Gloria Gabellini, deputy secretary general of the Coceral grain importers federation added: “We fear that this approach would reverse the achievements of European customs union and the single market. We have a single market so if you import a product, it must be entitled to free circulation.”
Greenpeace also opposes the review proposal, arguing that this constitutes an assault on the ability of democratically-elected governments to protect their environments and peoples from potential risks, where the science is contested.
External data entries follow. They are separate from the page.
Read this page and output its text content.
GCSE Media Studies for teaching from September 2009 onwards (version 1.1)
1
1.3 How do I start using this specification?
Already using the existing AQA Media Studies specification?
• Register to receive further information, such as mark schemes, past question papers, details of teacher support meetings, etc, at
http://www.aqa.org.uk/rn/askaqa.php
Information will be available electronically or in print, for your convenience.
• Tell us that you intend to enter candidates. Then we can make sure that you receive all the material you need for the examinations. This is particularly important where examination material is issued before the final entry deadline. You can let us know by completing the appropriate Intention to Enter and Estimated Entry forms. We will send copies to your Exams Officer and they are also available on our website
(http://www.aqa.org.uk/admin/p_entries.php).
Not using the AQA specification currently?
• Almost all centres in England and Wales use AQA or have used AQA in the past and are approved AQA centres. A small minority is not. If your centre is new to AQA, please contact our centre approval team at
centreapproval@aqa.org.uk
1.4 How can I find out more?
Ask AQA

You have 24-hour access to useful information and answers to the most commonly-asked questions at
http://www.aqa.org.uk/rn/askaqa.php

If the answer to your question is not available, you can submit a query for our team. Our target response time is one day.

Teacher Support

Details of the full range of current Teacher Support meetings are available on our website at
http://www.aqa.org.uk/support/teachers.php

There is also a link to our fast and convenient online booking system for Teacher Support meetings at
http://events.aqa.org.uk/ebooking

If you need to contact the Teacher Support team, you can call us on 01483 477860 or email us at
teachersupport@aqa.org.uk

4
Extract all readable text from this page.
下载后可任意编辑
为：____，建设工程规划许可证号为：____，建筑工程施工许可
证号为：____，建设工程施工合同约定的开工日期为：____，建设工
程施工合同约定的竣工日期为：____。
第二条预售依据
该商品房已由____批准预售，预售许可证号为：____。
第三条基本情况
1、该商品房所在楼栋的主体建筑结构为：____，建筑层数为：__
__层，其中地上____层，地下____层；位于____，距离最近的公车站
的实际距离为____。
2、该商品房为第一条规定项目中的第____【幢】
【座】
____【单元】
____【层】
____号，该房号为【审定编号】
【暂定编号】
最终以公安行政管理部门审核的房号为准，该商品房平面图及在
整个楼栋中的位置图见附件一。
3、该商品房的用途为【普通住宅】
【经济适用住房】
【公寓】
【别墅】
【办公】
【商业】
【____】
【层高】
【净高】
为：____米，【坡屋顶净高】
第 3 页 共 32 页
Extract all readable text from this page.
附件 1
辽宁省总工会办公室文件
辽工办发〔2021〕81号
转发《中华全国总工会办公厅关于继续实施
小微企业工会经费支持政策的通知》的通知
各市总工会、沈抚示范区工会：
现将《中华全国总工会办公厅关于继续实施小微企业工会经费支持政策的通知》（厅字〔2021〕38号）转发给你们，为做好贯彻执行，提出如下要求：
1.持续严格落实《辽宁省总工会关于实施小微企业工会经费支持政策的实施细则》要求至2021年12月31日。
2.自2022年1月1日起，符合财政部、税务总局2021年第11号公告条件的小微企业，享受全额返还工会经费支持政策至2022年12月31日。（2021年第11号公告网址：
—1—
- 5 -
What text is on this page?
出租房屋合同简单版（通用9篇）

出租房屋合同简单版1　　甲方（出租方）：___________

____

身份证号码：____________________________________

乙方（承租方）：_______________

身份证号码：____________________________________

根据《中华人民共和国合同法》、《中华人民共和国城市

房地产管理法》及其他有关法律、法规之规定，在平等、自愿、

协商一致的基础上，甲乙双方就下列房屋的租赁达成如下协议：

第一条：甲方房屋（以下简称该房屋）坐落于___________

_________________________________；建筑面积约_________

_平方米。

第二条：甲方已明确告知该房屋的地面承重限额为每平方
Efsa has never refused a GM authorisation.
The campaign group also said that the proposal breaks a promise by the EU president Jean-Claude Juncker last year that the review would focus on “laws that oblige the commission to authorise genetically modified organisms, even when a majority of national governments is against this.”
The trigger for this was a vote in February on the GM maize strain known as 1507, opposed by 19 countries and supported by five. France and other countries were angry that the commission could have given 1507 a green light for cultivation regardless, under existing qualified majority voting rules.
“The proposal undermines Juncker’s plan to bring the EU closer to its citizens,” Contiero said. “It fails to address major opposition to GM crops among public opinion and ignores concerns raised by national scientific bodies on the safety of GM crops.”